5. Fed prawdopodobnie osiąga szczyt jastrzębiej postawy.
6. Dolar może być na szczycie.
7. Solidne wyniki banków pozwolą im nadal wspierać cykl koniunkturalny.
8. Wyniki spółek odnotują jedynie niewielki spadek.
9. Konsumenci są chronieni przez nadmiar oszczędności i silny rynek pracy.
10. W drugiej połowie roku Chiny będą zachowywać się antycyklicznie w stosunku do rynków rozwiniętych.
Citi twierdzi że analiycy są nastawieni zbyt byczo
Robert Buckland, główny strateg Citi ds. akcji, ostrzegł dziś, że analitycy są "zbyt byczo" nastawieni do akcji. Strona sprzedająca jest na "szczycie byczego nastawienia", co wywołało czerwoną flagę w Citi's Bear Market Checklist.

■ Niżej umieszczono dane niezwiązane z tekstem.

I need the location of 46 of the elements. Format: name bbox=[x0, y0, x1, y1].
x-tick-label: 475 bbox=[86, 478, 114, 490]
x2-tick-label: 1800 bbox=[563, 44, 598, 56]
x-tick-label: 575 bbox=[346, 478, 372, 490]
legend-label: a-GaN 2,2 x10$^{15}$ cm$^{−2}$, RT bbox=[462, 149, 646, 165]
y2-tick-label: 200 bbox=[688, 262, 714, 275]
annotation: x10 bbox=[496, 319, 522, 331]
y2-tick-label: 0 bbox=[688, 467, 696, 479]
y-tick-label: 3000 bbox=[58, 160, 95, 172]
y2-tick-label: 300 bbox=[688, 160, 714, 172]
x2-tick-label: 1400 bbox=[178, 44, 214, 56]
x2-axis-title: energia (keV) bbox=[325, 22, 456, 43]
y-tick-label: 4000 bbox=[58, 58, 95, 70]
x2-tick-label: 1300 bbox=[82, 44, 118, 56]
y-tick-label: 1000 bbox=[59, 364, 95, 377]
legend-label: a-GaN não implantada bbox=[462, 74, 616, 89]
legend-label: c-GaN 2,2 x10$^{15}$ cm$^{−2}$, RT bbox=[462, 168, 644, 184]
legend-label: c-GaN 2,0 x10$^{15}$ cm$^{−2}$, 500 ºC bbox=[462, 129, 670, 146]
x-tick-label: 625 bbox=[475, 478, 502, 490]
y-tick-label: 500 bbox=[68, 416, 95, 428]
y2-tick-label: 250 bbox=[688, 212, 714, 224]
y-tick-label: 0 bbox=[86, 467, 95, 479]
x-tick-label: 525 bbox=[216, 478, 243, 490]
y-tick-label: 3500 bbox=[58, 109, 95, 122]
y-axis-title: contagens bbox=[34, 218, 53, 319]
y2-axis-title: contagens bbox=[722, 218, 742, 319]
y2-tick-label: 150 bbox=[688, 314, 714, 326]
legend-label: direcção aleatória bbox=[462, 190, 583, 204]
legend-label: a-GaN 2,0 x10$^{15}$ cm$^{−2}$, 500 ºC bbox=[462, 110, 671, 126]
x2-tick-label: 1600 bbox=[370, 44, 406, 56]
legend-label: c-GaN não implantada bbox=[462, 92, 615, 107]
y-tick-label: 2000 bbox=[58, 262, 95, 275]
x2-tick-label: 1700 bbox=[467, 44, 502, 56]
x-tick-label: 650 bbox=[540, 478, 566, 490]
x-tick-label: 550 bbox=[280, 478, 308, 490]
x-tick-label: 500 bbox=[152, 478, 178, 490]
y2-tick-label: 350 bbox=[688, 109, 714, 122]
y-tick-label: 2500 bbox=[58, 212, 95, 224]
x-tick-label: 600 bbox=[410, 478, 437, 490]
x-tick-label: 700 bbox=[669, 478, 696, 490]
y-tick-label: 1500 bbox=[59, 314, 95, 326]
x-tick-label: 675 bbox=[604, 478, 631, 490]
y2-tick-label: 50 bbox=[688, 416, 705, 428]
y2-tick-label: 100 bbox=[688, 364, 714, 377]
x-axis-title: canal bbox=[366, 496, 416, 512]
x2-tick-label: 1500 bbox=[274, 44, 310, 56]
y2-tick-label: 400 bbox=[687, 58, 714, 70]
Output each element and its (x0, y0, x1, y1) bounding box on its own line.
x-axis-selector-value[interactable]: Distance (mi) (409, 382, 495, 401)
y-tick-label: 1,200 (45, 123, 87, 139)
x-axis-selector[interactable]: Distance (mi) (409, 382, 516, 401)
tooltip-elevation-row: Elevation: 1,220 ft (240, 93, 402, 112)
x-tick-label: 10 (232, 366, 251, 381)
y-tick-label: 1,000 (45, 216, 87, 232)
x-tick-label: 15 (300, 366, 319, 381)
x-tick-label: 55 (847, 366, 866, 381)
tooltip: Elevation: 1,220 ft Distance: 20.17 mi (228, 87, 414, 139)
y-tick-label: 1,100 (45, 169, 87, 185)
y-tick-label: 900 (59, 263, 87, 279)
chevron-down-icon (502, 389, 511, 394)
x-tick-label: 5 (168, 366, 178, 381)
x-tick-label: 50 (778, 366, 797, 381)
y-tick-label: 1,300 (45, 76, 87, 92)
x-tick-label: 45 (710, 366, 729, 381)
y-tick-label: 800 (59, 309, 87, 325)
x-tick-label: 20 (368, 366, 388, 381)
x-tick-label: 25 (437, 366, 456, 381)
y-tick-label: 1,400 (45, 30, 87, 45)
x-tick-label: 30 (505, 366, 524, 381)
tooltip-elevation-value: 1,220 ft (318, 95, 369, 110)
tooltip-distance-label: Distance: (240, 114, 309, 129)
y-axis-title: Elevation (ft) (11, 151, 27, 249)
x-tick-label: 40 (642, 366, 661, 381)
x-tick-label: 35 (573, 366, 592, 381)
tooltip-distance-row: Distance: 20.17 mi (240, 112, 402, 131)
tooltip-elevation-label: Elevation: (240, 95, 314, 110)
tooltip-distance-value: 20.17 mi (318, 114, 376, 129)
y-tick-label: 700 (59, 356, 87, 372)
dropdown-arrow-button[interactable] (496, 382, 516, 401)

"Analitycy z USA są zazwyczaj najbardziej byczy, ale w ciągu ostatnich 18 miesięcy zostali wyprzedzeni przez swoich kolegów z krajów EM. Analitycy w Europie i Japonii również zwiększają swoje rekomendacje kupna, choć z niższej podstawy. Ogólnie rzecz biorąc, nie ma dużej rozbieżności w poglądach na świecie" - napisał Buckland w nocie do klientów.
Analitycy mają tendencję do spóźniania się z rozpoznaniem rynku niedźwiedzia, zauważa Buckland.
"Zamiast zmienić się w ostrożnych, stają się jeszcze bardziej byczy. Nawet jeśli zaczynają obniżać prognozy zysków, spadające ceny akcji i taniejące wyceny utrzymują ich w pozytywnym nastawieniu. W końcu stają się bardziej ostrożni, gdy prognozy zysków dalej spadają, ale jest to powolny proces. Wydaje się, że teraz możemy być w tym punkcie" - dodał strateg.
Na chwilę obecną wydaje się, że analitycy pozostają byczo nastawieni pomimo spadku kursu akcji i obniżenia prognoz. To co następuje to cięcia rekomendacji, co jest "punktem kalkulacji".